Tabii belli kesimlerden bizim camiaya kadar sosyal linç(!) devreye girdi. Tekrarlayalım cümleler üzerine eleştiri yapılabilir ama olayın “Hoca’lar konuşmasın”, “Kadın istismarı bu”, “biliç altı, bilinç dışı yansımalar” gibi bir sürü açıklama okuma biçimleri de devreye girdi.

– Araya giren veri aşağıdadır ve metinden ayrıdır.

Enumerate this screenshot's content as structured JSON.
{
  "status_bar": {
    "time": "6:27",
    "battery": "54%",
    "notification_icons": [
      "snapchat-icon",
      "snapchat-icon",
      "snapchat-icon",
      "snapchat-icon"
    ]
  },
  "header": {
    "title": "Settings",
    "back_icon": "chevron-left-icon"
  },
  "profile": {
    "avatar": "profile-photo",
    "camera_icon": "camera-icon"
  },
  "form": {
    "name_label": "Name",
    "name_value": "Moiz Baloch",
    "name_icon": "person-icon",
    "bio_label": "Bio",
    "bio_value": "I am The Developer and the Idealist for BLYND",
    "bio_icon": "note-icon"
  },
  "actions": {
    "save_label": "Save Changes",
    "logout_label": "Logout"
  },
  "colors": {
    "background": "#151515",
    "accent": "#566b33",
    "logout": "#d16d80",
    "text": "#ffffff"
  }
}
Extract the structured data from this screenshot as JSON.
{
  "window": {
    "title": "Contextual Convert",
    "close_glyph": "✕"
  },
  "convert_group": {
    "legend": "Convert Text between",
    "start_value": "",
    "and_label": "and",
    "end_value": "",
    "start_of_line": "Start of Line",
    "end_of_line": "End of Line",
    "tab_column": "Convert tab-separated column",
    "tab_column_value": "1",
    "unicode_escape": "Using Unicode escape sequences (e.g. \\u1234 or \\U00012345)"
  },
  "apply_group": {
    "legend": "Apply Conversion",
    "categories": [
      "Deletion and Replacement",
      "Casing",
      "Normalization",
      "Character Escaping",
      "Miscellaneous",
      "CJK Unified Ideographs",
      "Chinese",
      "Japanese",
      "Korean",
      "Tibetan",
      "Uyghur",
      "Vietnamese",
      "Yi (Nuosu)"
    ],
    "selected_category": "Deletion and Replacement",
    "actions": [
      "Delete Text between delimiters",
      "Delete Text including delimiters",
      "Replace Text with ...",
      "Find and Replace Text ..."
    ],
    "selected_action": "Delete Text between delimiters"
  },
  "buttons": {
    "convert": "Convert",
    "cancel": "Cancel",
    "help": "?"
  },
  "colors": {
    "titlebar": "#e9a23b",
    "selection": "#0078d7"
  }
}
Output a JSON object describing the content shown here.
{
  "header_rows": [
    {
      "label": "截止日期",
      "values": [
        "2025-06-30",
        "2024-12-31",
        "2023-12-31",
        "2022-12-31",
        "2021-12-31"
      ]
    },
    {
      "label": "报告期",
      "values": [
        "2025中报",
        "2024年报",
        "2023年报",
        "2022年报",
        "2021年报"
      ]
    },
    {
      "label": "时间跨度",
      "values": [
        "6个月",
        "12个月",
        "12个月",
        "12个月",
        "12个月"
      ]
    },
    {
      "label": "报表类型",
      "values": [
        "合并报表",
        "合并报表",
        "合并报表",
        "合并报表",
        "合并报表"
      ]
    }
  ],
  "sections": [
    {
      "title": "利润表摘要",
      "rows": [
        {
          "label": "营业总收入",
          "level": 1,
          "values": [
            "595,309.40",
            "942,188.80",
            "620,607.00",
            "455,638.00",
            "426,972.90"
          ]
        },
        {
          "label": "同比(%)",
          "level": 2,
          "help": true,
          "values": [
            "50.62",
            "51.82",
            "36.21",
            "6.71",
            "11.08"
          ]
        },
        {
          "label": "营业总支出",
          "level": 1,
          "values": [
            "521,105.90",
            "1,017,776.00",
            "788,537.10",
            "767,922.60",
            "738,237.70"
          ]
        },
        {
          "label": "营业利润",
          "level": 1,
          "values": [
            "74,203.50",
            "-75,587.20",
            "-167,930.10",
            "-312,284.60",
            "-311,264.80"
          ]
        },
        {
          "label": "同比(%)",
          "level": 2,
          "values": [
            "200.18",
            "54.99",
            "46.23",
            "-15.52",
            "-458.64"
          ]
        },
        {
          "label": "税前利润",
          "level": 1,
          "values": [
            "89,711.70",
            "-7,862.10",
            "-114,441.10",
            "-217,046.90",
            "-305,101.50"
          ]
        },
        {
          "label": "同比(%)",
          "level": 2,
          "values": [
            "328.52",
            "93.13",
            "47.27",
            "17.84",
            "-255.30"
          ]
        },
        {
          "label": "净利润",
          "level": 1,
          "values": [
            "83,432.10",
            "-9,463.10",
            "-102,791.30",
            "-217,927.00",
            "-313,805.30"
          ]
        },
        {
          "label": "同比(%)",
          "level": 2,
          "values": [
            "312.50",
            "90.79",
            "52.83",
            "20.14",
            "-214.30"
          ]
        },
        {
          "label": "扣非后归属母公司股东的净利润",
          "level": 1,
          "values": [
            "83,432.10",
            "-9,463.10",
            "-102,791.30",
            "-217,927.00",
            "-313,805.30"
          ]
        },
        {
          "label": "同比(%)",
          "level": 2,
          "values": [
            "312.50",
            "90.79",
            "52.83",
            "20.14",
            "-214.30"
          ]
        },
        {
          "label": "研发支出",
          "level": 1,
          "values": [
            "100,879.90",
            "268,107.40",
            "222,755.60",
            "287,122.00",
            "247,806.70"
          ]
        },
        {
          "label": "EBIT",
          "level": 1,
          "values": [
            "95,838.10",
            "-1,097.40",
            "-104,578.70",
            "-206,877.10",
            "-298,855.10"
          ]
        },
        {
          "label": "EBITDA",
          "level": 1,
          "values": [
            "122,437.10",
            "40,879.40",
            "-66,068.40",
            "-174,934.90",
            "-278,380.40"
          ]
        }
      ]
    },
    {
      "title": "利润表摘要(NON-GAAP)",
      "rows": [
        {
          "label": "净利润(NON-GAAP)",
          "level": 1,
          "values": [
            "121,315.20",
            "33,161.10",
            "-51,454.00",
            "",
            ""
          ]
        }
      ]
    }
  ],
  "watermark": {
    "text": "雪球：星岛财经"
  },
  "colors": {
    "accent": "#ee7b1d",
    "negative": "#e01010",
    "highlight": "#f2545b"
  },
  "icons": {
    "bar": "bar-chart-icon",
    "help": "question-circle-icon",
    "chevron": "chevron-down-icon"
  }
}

Kullanılan cümlenin hayli agresif ve yakışıksız olduğu üzerinde tartışmaya girmeyeceğim. Bence Hayrettin Karaman sözü eğip bükmeden doğrudan söylemiş. Ama kesinlikle yukarıda açıklamaya çalıştığımız psikososyal bir yönü ve kadın erkek ilişkilerindeki bir gerçeği işaret etmiş. Mü’min bir erkeğin bu şekilde algılamaması ve bakışlarını eğmesi bizim için asıldır, lakin ortada bir de fıtri/nefsani eğilim vardır.

Bence “Kral çıplak” diyen birisine gösterilen tepkiler gibi bu tepkiler. Belki de bizzat kendi içselleştirdikleri modern paradigma ile bütünleşmiş kendi bilinç altlarının tepkisi.

Sigaranın zararı sadece sağlık, çevresel ve psikolojik değil kardeşlerim ciddi sosyal davranış ve kültürel boyutu var, taa ki kadın erkek ilişkilerine kadar.